Mother's Day is going to suck this year.

So we got Osama. Congrats to the servicemen involved.

Mother's Day is coming up, it sucks. I'm sick of the commercials reminding me that I don't have one anymore, that I can't have her back, that she's gone forever. I don't have a shoulder to cry on anymore, anyone to ask if I'm OK because I am just pacing around the house, weighed down by my thoughts and depressed feelings, nobody that loves me. Nobody to nurse my broken heart or bandage bruised emotions. Nobody to laugh with, cry with... no, I have no mother. I'm stuck pacing this house or laying in bed yearning for one more good day, a hug, a "he's the one not good enough for you, not the other way around." We'd make chocolate chip cookie dough and eat more dough than not.

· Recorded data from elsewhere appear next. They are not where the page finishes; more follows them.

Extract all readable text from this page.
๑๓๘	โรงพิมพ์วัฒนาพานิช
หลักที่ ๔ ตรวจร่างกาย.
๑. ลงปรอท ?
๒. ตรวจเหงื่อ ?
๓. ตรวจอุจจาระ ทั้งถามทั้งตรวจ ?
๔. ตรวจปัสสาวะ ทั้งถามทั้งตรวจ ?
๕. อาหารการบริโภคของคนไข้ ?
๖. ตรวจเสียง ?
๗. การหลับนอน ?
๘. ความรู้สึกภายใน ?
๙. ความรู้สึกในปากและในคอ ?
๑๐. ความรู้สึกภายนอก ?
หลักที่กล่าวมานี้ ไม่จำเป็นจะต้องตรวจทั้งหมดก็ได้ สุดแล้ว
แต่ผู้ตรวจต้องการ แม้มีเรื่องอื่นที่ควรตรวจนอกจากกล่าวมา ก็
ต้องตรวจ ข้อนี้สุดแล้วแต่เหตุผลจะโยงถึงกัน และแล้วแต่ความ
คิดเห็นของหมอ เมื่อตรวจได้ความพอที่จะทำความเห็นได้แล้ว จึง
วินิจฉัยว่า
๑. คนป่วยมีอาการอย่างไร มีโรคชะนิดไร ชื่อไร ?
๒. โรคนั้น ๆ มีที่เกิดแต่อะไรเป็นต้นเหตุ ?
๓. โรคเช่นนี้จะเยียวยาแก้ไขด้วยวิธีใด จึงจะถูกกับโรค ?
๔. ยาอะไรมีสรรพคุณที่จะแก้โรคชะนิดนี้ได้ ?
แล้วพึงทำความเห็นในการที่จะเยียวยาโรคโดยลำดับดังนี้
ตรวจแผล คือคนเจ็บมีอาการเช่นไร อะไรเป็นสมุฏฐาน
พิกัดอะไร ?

I'd ask her why I pine for men who don't want me, why they don't think I'm good enough for them, why I get jealous that they have lives and I am stuck here unable to go anywhere, not even fishing, because I need the gas. I'd ask what's so repulsive about me? Why could she marry her high school sweetheart and I'm the crazy cat lady at 30? Why do these tears fall for him, yet I have to swallow my emotions around him because I don't want him out of my life? I'd ask why I can't have that one man in the world that could tolerate my ups and downs, love me for me, and love me in the way I want to be loved. With tears streaming down my reddened cheeks I'd ask her why I'm so unlovable, why I fail at everything I do, and why do I have to feel these feelings.

1 comment:

  1. Hey, Sarah, I truly do feel your pain. My mother's been gone for over 40 years, yet a day doesn't go by that I don't miss her or think about her. I was blessed with a wonderful mother-in-law, and I loved her dearly, although she never took the place of my mother, but we had her to do for on Mother's Day. We lost her in 2004, so I am again just at a loss with those commercials. She was the last parent we had between my husband and me, so it's hard on Father's Day too. Hey, if you ever need a little motherly comment about you being too good for them, I'm here and always glad to say it. I wish I could say something to make you feel better, but no one can really change how someone feels, just know I understand, and I do want you to know that while the longing will always be there, the pain will lessen in time. Thinking of you Sarah!